Their arguments are mostly devoid of academic theory or facts that are the prerequisite elements in providing credibility and forming the basis of any academic discourse.

Kangkung professors come from this talent pool. As pointed out by Sharifah Munirah Alatas in her Malaysiakini article on June 28, 2021 “Metaphors and the kangkung professors”, this kangkung phenomenon is even more apparent these days. 

As rightly pointed out by Sharifah, with the mushrooming of online webinars and panel discussions by the presence of Covid 19 pandemic, more academics including those who hitherto have been hiding behind their titles to come forward and take advantage of this laissez-faire environment to peddle their “expertise” online.
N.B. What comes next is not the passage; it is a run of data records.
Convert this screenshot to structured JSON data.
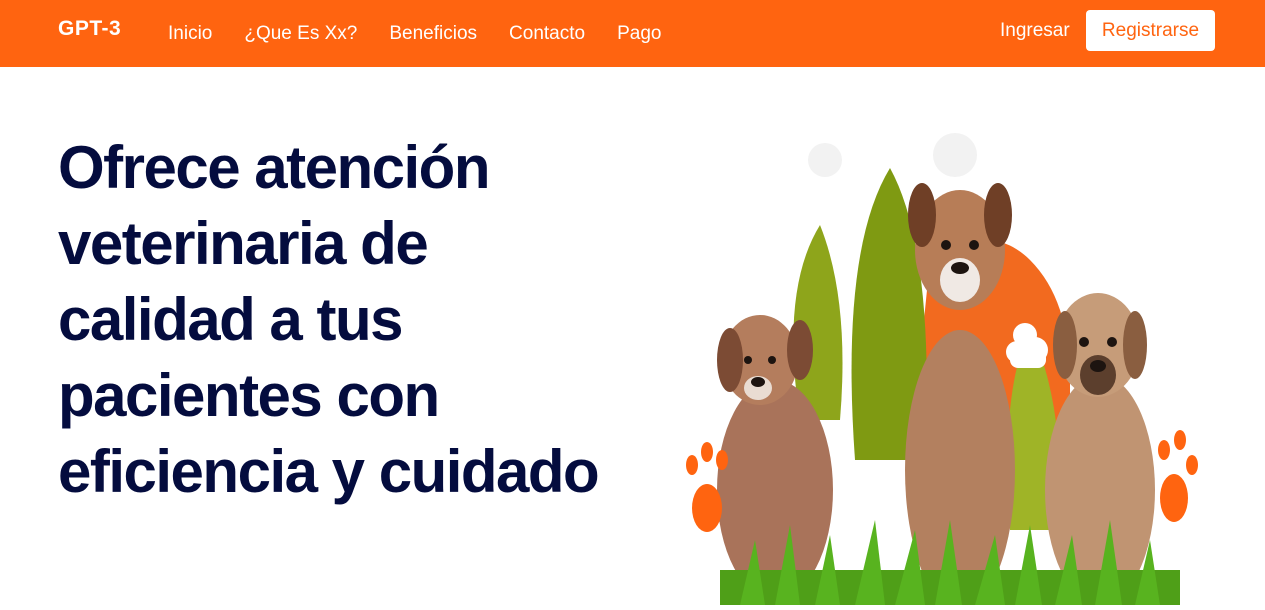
{
  "nav": {
    "logo": "GPT-3",
    "links": [
      "Inicio",
      "¿Que Es Xx?",
      "Beneficios",
      "Contacto",
      "Pago"
    ],
    "login_label": "Ingresar",
    "register_label": "Registrarse"
  },
  "hero": {
    "title": "Ofrece atención veterinaria de calidad a tus pacientes con eficiencia y cuidado"
  },
  "colors": {
    "accent": "#ff6410",
    "heading": "#040c3e",
    "background": "#ffffff"
  },
  "icons": [
    "paw-icon",
    "dog-illustration",
    "leaf-icon",
    "grass",
    "cloud-icon"
  ]
}
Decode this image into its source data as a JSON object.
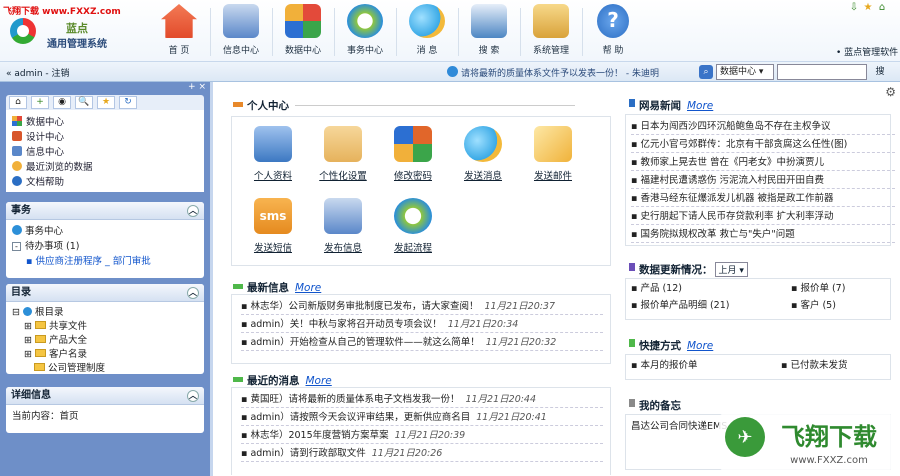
{
  "watermark": "飞翔下载 www.FXXZ.com",
  "brand": {
    "line1": "蓝点",
    "line2": "通用管理系统"
  },
  "nav": [
    {
      "label": "首 页",
      "icon": "home-icon",
      "color": "#e24b2b"
    },
    {
      "label": "信息中心",
      "icon": "people-icon",
      "color": "#5a87c9"
    },
    {
      "label": "数据中心",
      "icon": "data-grid-icon",
      "color": "#3ba54a"
    },
    {
      "label": "事务中心",
      "icon": "globe-icon",
      "color": "#2c8fd8"
    },
    {
      "label": "消 息",
      "icon": "chat-bubbles-icon",
      "color": "#39a9e6"
    },
    {
      "label": "搜 索",
      "icon": "magnifier-icon",
      "color": "#4d86c3"
    },
    {
      "label": "系统管理",
      "icon": "folders-icon",
      "color": "#d9a23a"
    },
    {
      "label": "帮 助",
      "icon": "help-icon",
      "color": "#2b6ec4"
    }
  ],
  "topright": {
    "sysadmin": "• 蓝点管理软件"
  },
  "status": {
    "user": "« admin - 注销",
    "tip": "请将最新的质量体系文件予以发表一份！ - 朱迪明",
    "search_scope": "数据中心",
    "search_btn": "搜"
  },
  "sidebar": {
    "pin": "+ ×",
    "tools": [
      "⌂",
      "+",
      "◉",
      "🔍",
      "★",
      "↻"
    ],
    "quick": [
      {
        "label": "数据中心",
        "icon": "grid-icon"
      },
      {
        "label": "设计中心",
        "icon": "design-icon"
      },
      {
        "label": "信息中心",
        "icon": "info-icon"
      },
      {
        "label": "最近浏览的数据",
        "icon": "recent-icon"
      },
      {
        "label": "文档帮助",
        "icon": "help-doc-icon"
      }
    ],
    "affairs": {
      "title": "事务",
      "items": [
        "事务中心",
        "待办事项 (1)"
      ],
      "sub": "▪ 供应商注册程序 _ 部门审批"
    },
    "directory": {
      "title": "目录",
      "root": "根目录",
      "folders": [
        "共享文件",
        "产品大全",
        "客户名录",
        "公司管理制度"
      ]
    },
    "detail": {
      "title": "详细信息",
      "text": "当前内容：首页"
    }
  },
  "main": {
    "personal": {
      "title": "个人中心",
      "tiles": [
        {
          "label": "个人资料",
          "icon": "profile-card-icon",
          "color": "#3c78c2"
        },
        {
          "label": "个性化设置",
          "icon": "settings-face-icon",
          "color": "#e6b25c"
        },
        {
          "label": "修改密码",
          "icon": "windows-key-icon",
          "color": "#e1662a"
        },
        {
          "label": "发送消息",
          "icon": "chat-bubbles-icon",
          "color": "#39a9e6"
        },
        {
          "label": "发送邮件",
          "icon": "envelope-icon",
          "color": "#f0b23a"
        },
        {
          "label": "发送短信",
          "icon": "sms-icon",
          "color": "#e58a1f"
        },
        {
          "label": "发布信息",
          "icon": "people-icon",
          "color": "#5a87c9"
        },
        {
          "label": "发起流程",
          "icon": "flow-globe-icon",
          "color": "#2c8fd8"
        }
      ]
    },
    "latest": {
      "title": "最新信息",
      "more": "More",
      "items": [
        {
          "text": "▪ 林志华）公司新版财务审批制度已发布，请大家查阅！",
          "date": "11月21日20:37"
        },
        {
          "text": "▪ admin）关！中秋与家将召开动员专项会议！",
          "date": "11月21日20:34"
        },
        {
          "text": "▪ admin）开始检查从自己的管理软件——就这么简单！",
          "date": "11月21日20:32"
        }
      ]
    },
    "recent_msgs": {
      "title": "最近的消息",
      "more": "More",
      "items": [
        {
          "text": "▪ 黄国旺）请将最新的质量体系电子文档发我一份！",
          "date": "11月21日20:44"
        },
        {
          "text": "▪ admin）请按照今天会议评审结果，更新供应商名目",
          "date": "11月21日20:41"
        },
        {
          "text": "▪ 林志华）2015年度营销方案草案",
          "date": "11月21日20:39"
        },
        {
          "text": "▪ admin）请到行政部取文件",
          "date": "11月21日20:26"
        }
      ]
    },
    "news": {
      "title": "网易新闻",
      "more": "More",
      "items": [
        "▪ 日本为闯西沙四环沉船鲍鱼岛不存在主权争议",
        "▪ 亿元小官弓郊群传：北京有干部贪腐这么任性(图)",
        "▪ 教师家上晃去世 曾在《円老女》中扮演贾儿",
        "▪ 福建村民遭诱惑伤 污泥流入村民田开田自费",
        "▪ 香港马经东征爆派发儿机器 被指是政工作前器",
        "▪ 史行朋起下请人民币存贷款利率 扩大利率浮动",
        "▪ 国务院拟规权改革 救亡与\"失户\"问题"
      ]
    },
    "data_update": {
      "title": "数据更新情况：",
      "period": "上月",
      "items": [
        {
          "label": "▪ 产品 (12)"
        },
        {
          "label": "▪ 报价单 (7)"
        },
        {
          "label": "▪ 报价单产品明细 (21)"
        },
        {
          "label": "▪ 客户 (5)"
        }
      ]
    },
    "shortcuts": {
      "title": "快捷方式",
      "more": "More",
      "items": [
        "▪ 本月的报价单",
        "▪ 已付款未发货"
      ]
    },
    "remarks": {
      "title": "我的备忘",
      "text": "昌达公司合同快递EMS"
    },
    "fly_logo": "飞翔下载 www.FXXZ.com"
  }
}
Apart from producing kangkung academics, unfairly rewarding the undeserving with easy promotion and denying the deserving their due recognition, the current evaluation system for academic staff organised by individual universities are a source of potential waste of government fund. 

The amount of taxpayers’ money spent on these underperforming academics could well be channelled to other deserving national efforts, especially when the country is struggling to come to terms with the current Covid 19 situation.

To get around the problem, it is suggested that standardised promotion criteria and standards, covering all academic disciplines be jointly formulated and monitored by the universities. 

The promotion evaluation exercise should emphasise objectivity, quality and equality across the board. 

Only with such a mechanism in place could we identify real academics from the pseudo academics that occupy our higher education system.   


The writer is an academic in a public university and an exco member of Pergerakan Tenaga Akademik Malaysia (Gerak).

The views expressed here are those of the author/contributor and do not necessarily represent the views of Malaysiakini.